22

٢٢

وَعَلَيْهَا وَعَلَى الْفُلْكِ تُحْمَلُونَ

(22) ve aleyha ve alel fülki tuhmelun
(karada) onlarla ve (denizde) gemilerle taşınırsınız

(22) And on them, as well as in ships, ye ride.

1. ve aleyhâ : ve onun üzerinde
2. ve alâ el fulki : ve gemilerin üzerinde
3. tuhmelûne : taşınırsınız


AÇIKLAMA

“Şüphesiz ki biz sizin üzerinizde yedi kat gökleri yarattık.” Allaha yemin olsun ki ey Ademoğulları! Biz sizin üzerinizde üstüste yedi kat gökleri yarattık. Bunlar yıldızların yörüngeleridir.

Allah Tealâ çoğunlukla göklerin ve yerin yaratılmasını insanın yaratılmasıyla birlikte yanyana zikretmektedir.

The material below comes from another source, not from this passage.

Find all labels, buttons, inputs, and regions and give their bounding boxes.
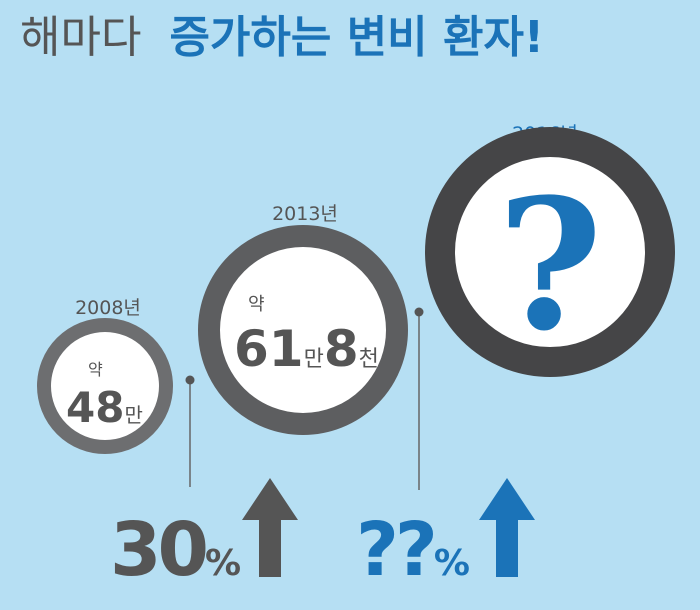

Nitekim Cenab-ı Hak şöyle buyurmaktadır: “Göklerin ve yerin yaratılması maunların yaratılmasından daha büyüktür.” (Mümin, 40/57).

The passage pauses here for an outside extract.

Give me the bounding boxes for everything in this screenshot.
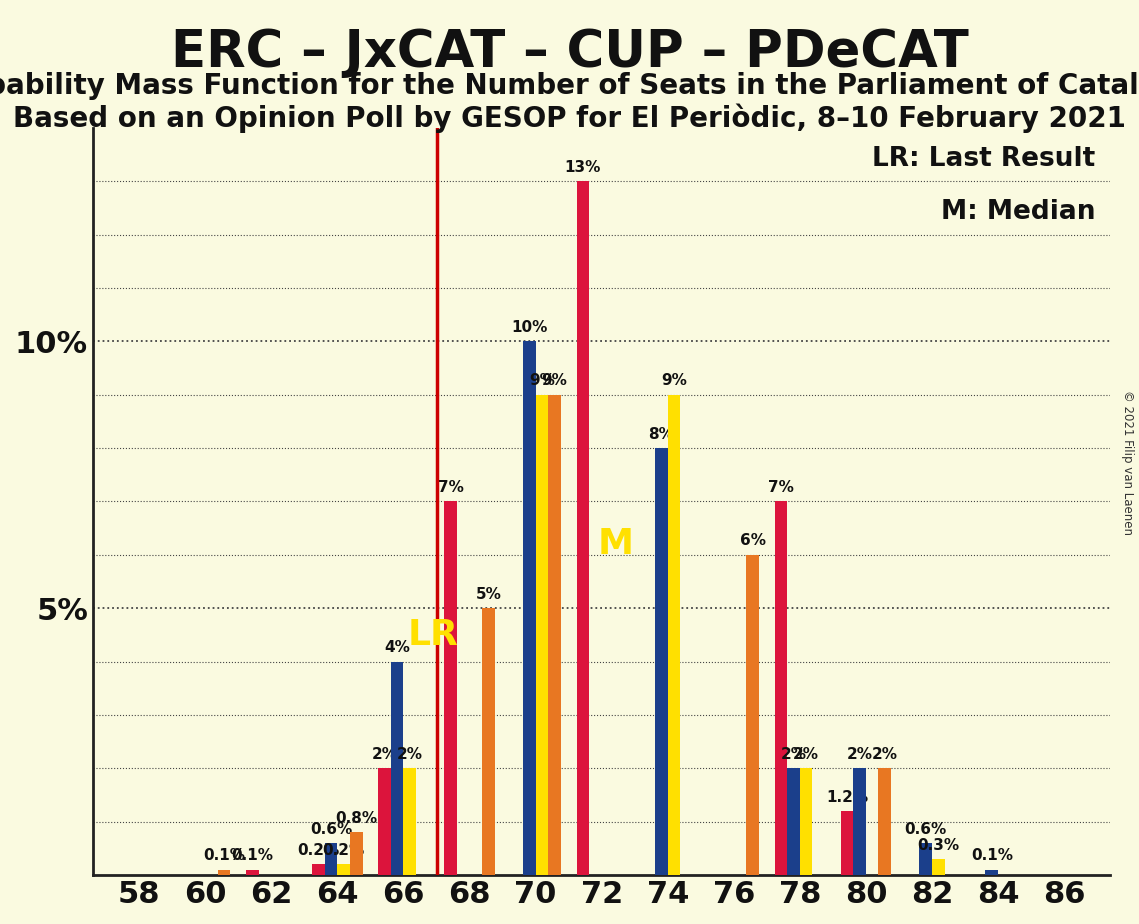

Peygamberimiz’in (s.a.) cuma sabahlarında okuduğu Secde suresinin ba­şında da böyledir. Bu surenin başında göklerin ve yerin yaratılması, sonra in­sanın yaratılmasının beyanı ve ahiret, ceza gibi hususlar yer almaktadır.

Bu ayetin benzeri daha önce geçtiği gibi şu ayettir: “Allah ‘m yedi kat gökleri nasıl yarattığını görmüyor musun?” (Nuh, 71/15).

“Allah yedi göğü ve yerden de onların mislini yaratmış olandır. Emri bütün inanların arasında durmadan iner. Allah ‘ın gerçekten her şeye kadir olduğunu, gerçekten ilmiyle her şeyi kuşatmış bulunduğunu bilmeniz içindir.” (Talak, 85/12).

“Biz yarattığımız varlıklardan gafil değiliz.” Yani biz içlerinde göklerin de bulunduğu yaratılmış hiçbir varlığın durumunu ihmal edecek değiliz. Bilakis o varlıkların ayakta kalması ve devamlı var olmasını garanti altına almak için koruruz. Biz buralarda olan küçük büyük her şeyi biliriz.

Nitekim Cenab-ı Hak şöyle buyurmaktadır: “O yeryüzüne giren, yeryüzün­den çıkan, gökyüzünden inen ve gökyüzüne çıkan her şeyi bilir. Siz nerede olur­sanız olun, O sizinle beraberdir. Allah sizin yaptıklarınızı görür. (Hadid, 6/59).

Yağmur ve Bitkiler:

“Biz gökten belli ölçüde su indirdik ve onu yeryüzüne yerleştirdik.” Yani bu­luttan insanların ihtiyacı kadar içmeye ve hayvanları sulamaya yetecek kadar yağmur indirdik. Ne yeryüzünü ve yerleşik hayatı bozgunluğa uğratacak kadar çok, ne de meyve, sebze ve ekinlere yetmeyecek kadar az. Hatta tarım için çok suya ihtiyaç duyan ve toprağı üzerine yağmur yağmasına dayanıklı olmayan yerlerin suyu başka beldelerden getirilir. Çorak arazi denilen Mısır arazisine su Habeşistan diyarından kırmızı çamur (Gıryen) ile birlikte gelir. Bu çamurların için oraya yerleşir, bu diyarda çok olan kumları örter.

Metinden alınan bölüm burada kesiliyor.